Since our Internet connection had recently been down a few times, when I did notice it and I was getting curious about how frequently this was happening.
Besides, it might be interesting to get a long term record on the stability and "quality" of our ISP and maybe even compare it with the results from users of competing ISPs.
What does it mean for Internet access to be working? Is it enough to check that the link between our home router and the ISPs access router is up and working (a DOCSIS cable plant in my case). Or should we include end-end application layer scenarios like the ability to get my email or my files from some place "in the cloud"?
But what exactly represents the "the cloud" or "the Internet"? In reality they are massively large distributed systems at a global scale, consisting of millions of components, points of failure and recovery.

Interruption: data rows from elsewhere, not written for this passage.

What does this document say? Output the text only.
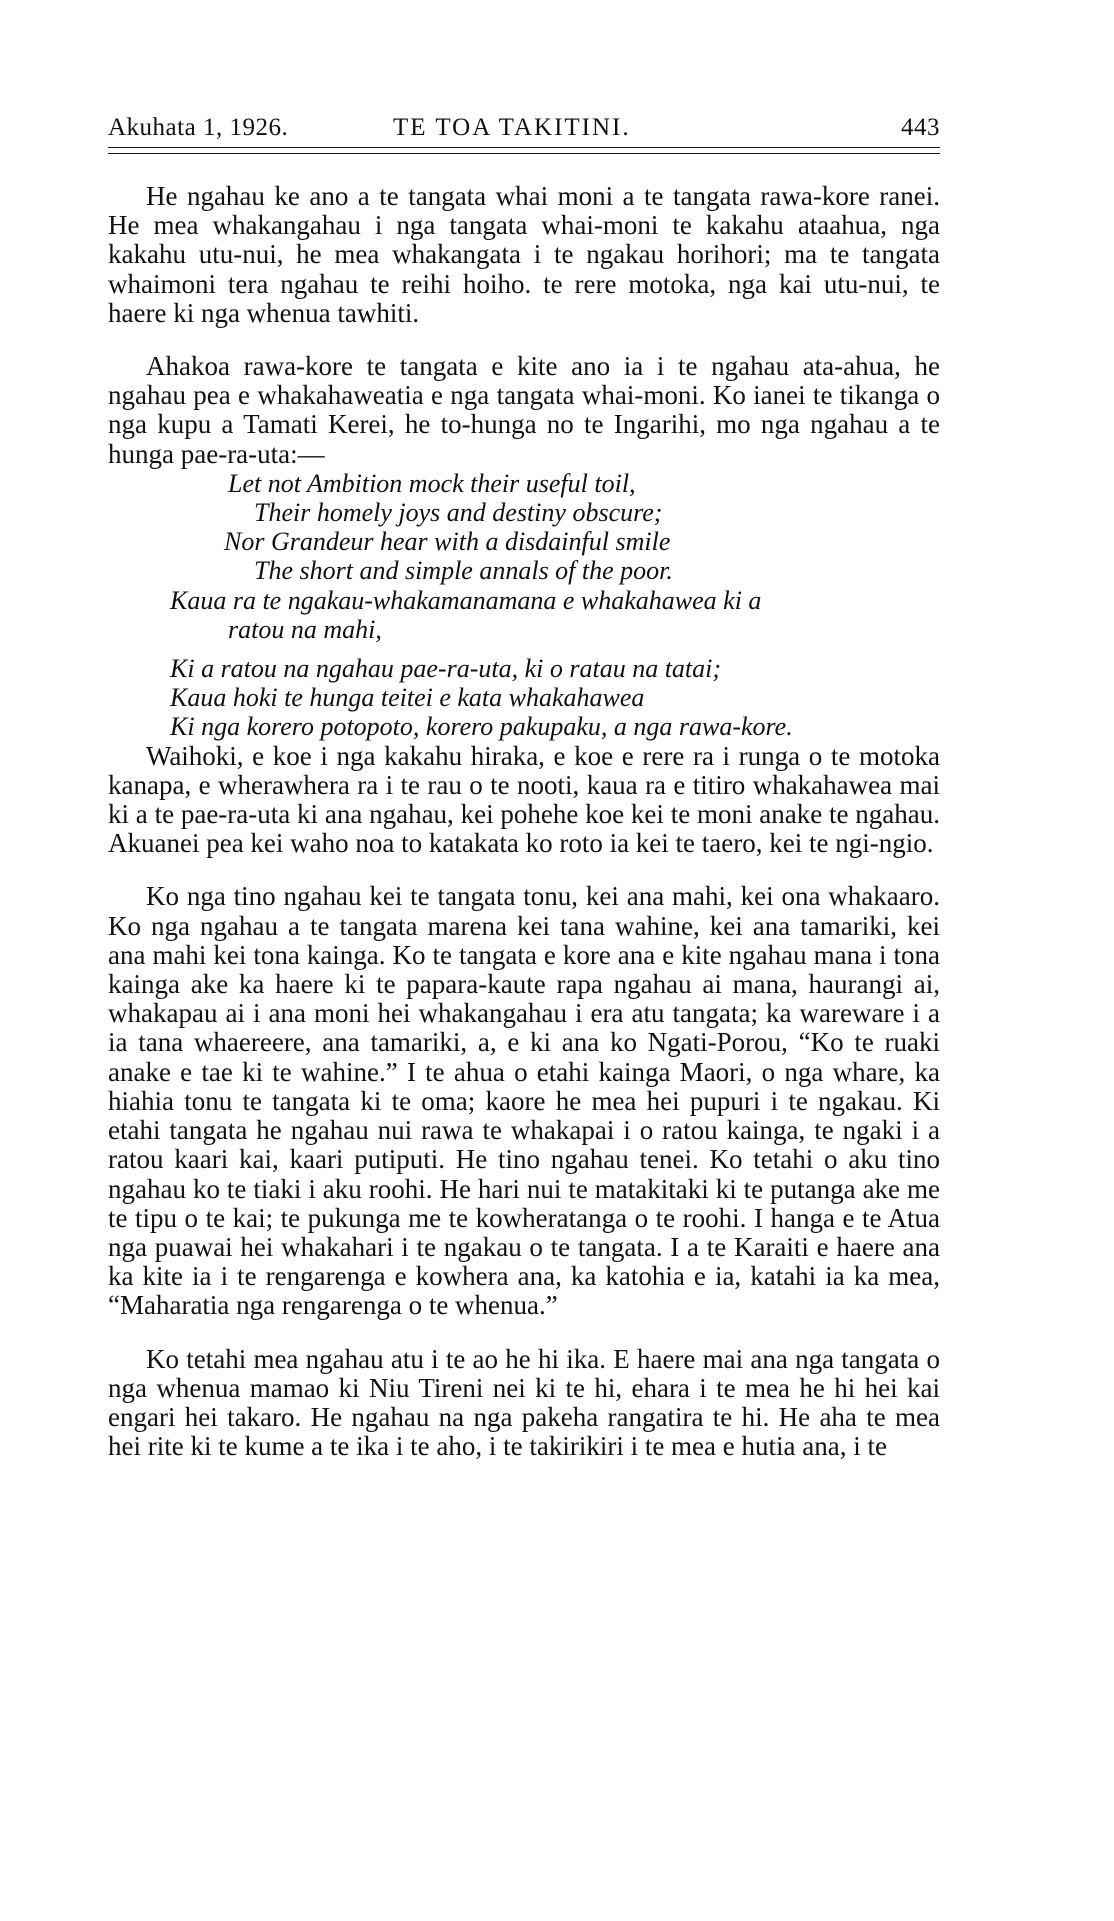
Akuhata 1, 1926.	TE TOA TAKITINI.	443

He ngahau ke ano a te tangata whai moni a te tangata rawa-kore ranei. He mea whakangahau i nga tangata whai-moni te kakahu ataahua, nga kakahu utu-nui, he mea whakangata i te ngakau horihori; ma te tangata whaimoni tera ngahau te reihi hoiho. te rere motoka, nga kai utu-nui, te haere ki nga whenua tawhiti.

Ahakoa rawa-kore te tangata e kite ano ia i te ngahau ata-ahua, he ngahau pea e whakahaweatia e nga tangata whai-moni. Ko ianei te tikanga o nga kupu a Tamati Kerei, he to-hunga no te Ingarihi, mo nga ngahau a te hunga pae-ra-uta:—

Let not Ambition mock their useful toil,

Their homely joys and destiny obscure;

Nor Grandeur hear with a disdainful smile

The short and simple annals of the poor.

Kaua ra te ngakau-whakamanamana e whakahawea ki a

ratou na mahi,

Ki a ratou na ngahau pae-ra-uta, ki o ratau na tatai;

Kaua hoki te hunga teitei e kata whakahawea

Ki nga korero potopoto, korero pakupaku, a nga rawa-kore.

Waihoki, e koe i nga kakahu hiraka, e koe e rere ra i runga o te motoka kanapa, e wherawhera ra i te rau o te nooti, kaua ra e titiro whakahawea mai ki a te pae-ra-uta ki ana ngahau, kei pohehe koe kei te moni anake te ngahau. Akuanei pea kei waho noa to katakata ko roto ia kei te taero, kei te ngi-ngio.

Ko nga tino ngahau kei te tangata tonu, kei ana mahi, kei ona whakaaro. Ko nga ngahau a te tangata marena kei tana wahine, kei ana tamariki, kei ana mahi kei tona kainga. Ko te tangata e kore ana e kite ngahau mana i tona kainga ake ka haere ki te papara-kaute rapa ngahau ai mana, haurangi ai, whakapau ai i ana moni hei whakangahau i era atu tangata; ka wareware i a ia tana whaereere, ana tamariki, a, e ki ana ko Ngati-Porou, “Ko te ruaki anake e tae ki te wahine.” I te ahua o etahi kainga Maori, o nga whare, ka hiahia tonu te tangata ki te oma; kaore he mea hei pupuri i te ngakau. Ki etahi tangata he ngahau nui rawa te whakapai i o ratou kainga, te ngaki i a ratou kaari kai, kaari putiputi. He tino ngahau tenei. Ko tetahi o aku tino ngahau ko te tiaki i aku roohi. He hari nui te matakitaki ki te putanga ake me te tipu o te kai; te pukunga me te kowheratanga o te roohi. I hanga e te Atua nga puawai hei whakahari i te ngakau o te tangata. I a te Karaiti e haere ana ka kite ia i te rengarenga e kowhera ana, ka katohia e ia, katahi ia ka mea, “Maharatia nga rengarenga o te whenua.”

Ko tetahi mea ngahau atu i te ao he hi ika. E haere mai ana nga tangata o nga whenua mamao ki Niu Tireni nei ki te hi, ehara i te mea he hi hei kai engari hei takaro. He ngahau na nga pakeha rangatira te hi. He aha te mea hei rite ki te kume a te ika i te aho, i te takirikiri i te mea e hutia ana, i te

For the purpose of these measurements, we need to choose a few relevant and representative destinations as being the stand-ins for the whole Internet. Since many people seem to think, that Google, Facebook, Amazon or other top-tier web properties ARE the Internet, we can as well use them as a reasonable proxy for the Internet. Depending on the mix of Internet or "cloud" services we use on a daily basis, it should be easy to come up with a short-list of destinations and services which we particularly care about. We also need to be very conscious of the load, these measurements are putting on the services and whether their owners would likely object. E.g. choosing very popular services which already have very high traffic loads, would help to mitigate the additional impact of the probes. Running these measurements should have less impact on any part of the Internet infrastructure than leaving a few browser tabs with AJAX apps open over night...
Without access to the low-level network and systems monitoring the most basic way to judge Internet connectivity would require to periodically probe whether some destination or service is currently reachable. There are quite a few open-source network and service monitoring tools available, but for our goal of long-term automated connectivity testing, the most natural choice might be SmokePing, an open-source tool, byt the author or MRTG and RRDtool, very popular among IP network admins.
SokePing gets its name from plotting latency, jitter (variation in latency) and packet loss in a single graph, drawing jitter as a smoky cloud around the line of median round trip time, as in the example below:
A low-cost, low-power Raspberry Pi in headless mode, which can be left in headless mode attached to the Internet gateway, would seem like an ideal platform for such monitoring & measurements. And fortunately, SmokePing already comes pre-packaged with all its dependencies (Perl, Apache etc.) for Raspbian, so installing it is as easy as:
sudo apt-get install smokeping
After that, we can edit the config files in /etc/smokeping/config.d/ to determine what kind of probing to run and how to display the results in the web interface. All the configuration settings are documented here.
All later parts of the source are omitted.